Last week I wrote about capital gains taxes, which elicited a number of comments. The argument made most often was that capital gains taxes should not be increased because capital gains is a double tax.
The notion is that the money you use to invest in the stock market has already been taxed and therefore is double taxed when you sell the stock. The problem with this belief is that your original investment is not subject to capital gains tax. Only the gain is subject to the tax. For example if you invest $1,000 and a year later you sell the stock for $1,500 only the additional $500 is subject to any capital gains tax.
The second and considerably more complex idea of how capital gains is a double tax is based on the idea that corporations already pay a rate of 35% on their income so when you as the investor pay your 15% you are actually paying an additional second tax.
One of the biggest problems with this line of thinking is the fact that around 69% of corporations paid no federal income tax and according to the Wall Street Journal the average corporate tax rate is 12.1% of profits, not 35%. Obviously if the company paid no taxes then it would be difficult to claim double taxation.
Additionally this argument relies on the idea that stockholders bear 100% of the burden of this imaginary 35%. Analysis on the topic suggests this tax burden is instead shared by workers, consumers and shareholders – lowering the shareholders’ tax burden even further.
It should be noted that capital gains is derived from many sources, and the double-tax argument cannot be applied to many of them.

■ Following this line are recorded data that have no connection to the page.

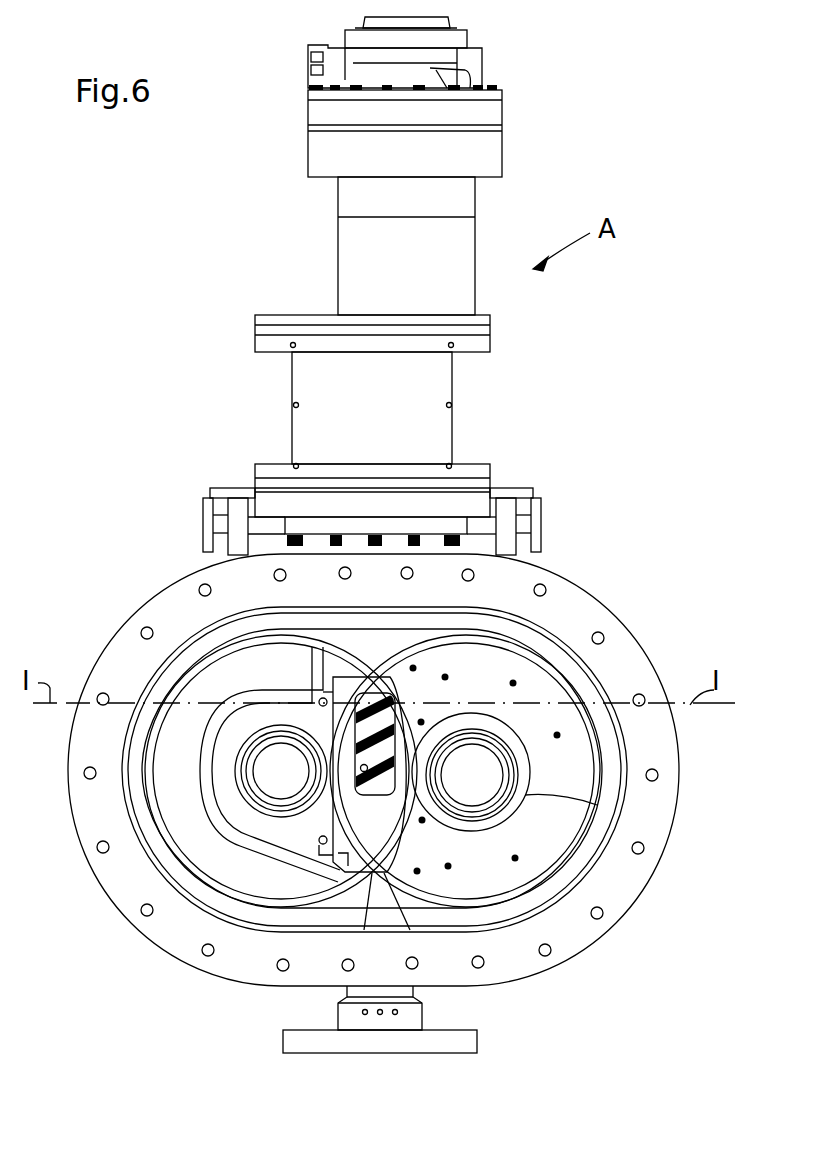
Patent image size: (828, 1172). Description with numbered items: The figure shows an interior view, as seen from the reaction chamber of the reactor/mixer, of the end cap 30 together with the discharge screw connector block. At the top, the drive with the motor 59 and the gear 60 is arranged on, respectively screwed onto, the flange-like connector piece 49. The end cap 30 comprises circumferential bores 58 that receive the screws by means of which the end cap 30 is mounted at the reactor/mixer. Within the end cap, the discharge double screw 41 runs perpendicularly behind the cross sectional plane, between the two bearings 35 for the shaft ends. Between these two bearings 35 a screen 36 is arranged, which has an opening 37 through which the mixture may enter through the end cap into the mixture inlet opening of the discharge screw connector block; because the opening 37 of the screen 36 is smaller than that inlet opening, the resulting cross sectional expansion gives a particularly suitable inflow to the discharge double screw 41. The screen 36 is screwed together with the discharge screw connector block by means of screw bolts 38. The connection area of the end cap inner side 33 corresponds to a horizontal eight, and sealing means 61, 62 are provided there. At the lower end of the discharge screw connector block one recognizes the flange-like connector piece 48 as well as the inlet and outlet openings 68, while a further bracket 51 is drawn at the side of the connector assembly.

The end cap 30 is at (151, 590).
The end cap inner side 33 is at (641, 647).
The bearings 35 is at (483, 778).
The screen 36 is at (333, 872).
The opening 37 is at (343, 857).
The screw bolts 38 is at (357, 767).
The discharge double screw 41 is at (377, 790).
The flange-like connector piece 48 is at (445, 1043).
The flange-like connector piece 49 is at (300, 523).
The bracket 51 is at (548, 507).
The circumferential bores 58 is at (642, 852).
The motor 59 is at (487, 161).
The gear 60 is at (440, 389).
The sealing means 61 is at (173, 853).
The sealing means 62 is at (207, 778).
The inlet and outlet openings 68 is at (381, 1014).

As an example, Mitt Romney had $13 million in carried interest, which is taxed as capital gains even though it is really just commission and has not been taxed at any other point.
The same is true of stocks. For an investor to earn money in the stock market, the companies they invest in do not have to make a profit. Stock prices often increase on the perception of future profit rather than actual profit. As I mentioned previously high frequency trading accounts for around 70% of the stock market volume and these investors manage to make small profits every minute completely unrelated to the companies’ performance over the past few minutes.

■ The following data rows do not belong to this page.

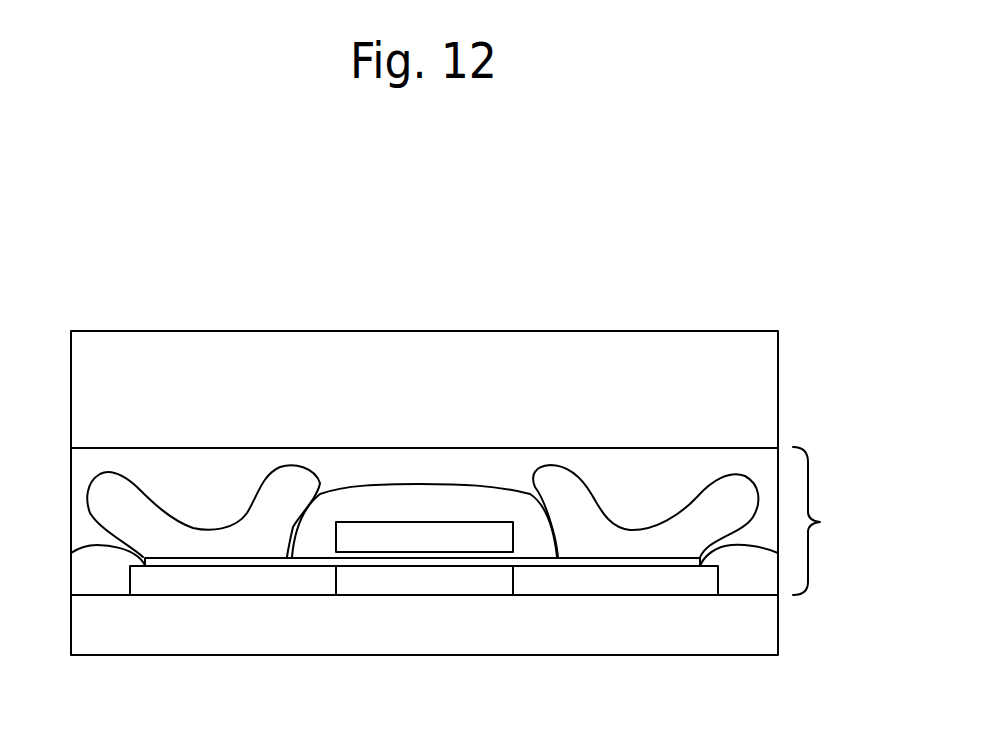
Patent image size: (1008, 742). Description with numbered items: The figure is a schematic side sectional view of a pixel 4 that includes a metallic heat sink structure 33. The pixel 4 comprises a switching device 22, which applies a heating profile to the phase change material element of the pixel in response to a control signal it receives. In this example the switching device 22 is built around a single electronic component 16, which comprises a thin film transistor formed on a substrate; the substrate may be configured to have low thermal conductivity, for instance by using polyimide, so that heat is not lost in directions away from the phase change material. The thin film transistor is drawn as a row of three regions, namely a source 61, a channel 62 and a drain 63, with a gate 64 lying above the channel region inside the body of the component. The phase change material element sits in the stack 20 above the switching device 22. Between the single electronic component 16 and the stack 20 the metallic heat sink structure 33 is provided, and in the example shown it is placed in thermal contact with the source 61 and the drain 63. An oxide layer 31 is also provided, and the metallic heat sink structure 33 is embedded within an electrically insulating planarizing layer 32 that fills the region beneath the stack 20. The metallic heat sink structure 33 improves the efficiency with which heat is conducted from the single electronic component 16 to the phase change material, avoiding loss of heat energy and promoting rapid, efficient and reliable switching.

The pixel 4 is at (580, 244).
The single electronic component 16 is at (346, 472).
The stack 20 is at (408, 394).
The switching device 22 is at (852, 535).
The oxide layer 31 is at (493, 512).
The electrically insulating planarizing layer 32 is at (650, 467).
The metallic heat sink structure 33 is at (207, 540).
The source 61 is at (229, 580).
The channel 62 is at (425, 580).
The drain 63 is at (618, 580).
The gate 64 is at (424, 540).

So is it possible that you as an investor are being double taxed on your investment? Yes. But even when that is the case the double taxed rate is typically lower than the rate you would pay if you had earned this money in the form of wages.
But the best proof that the capital gains tax is an advantage over other ways of earning money is the fact that the richest Americans earned 81.3% of their income from capital gains, dividends and interest while only 6.5% of their income came from salaries and wages.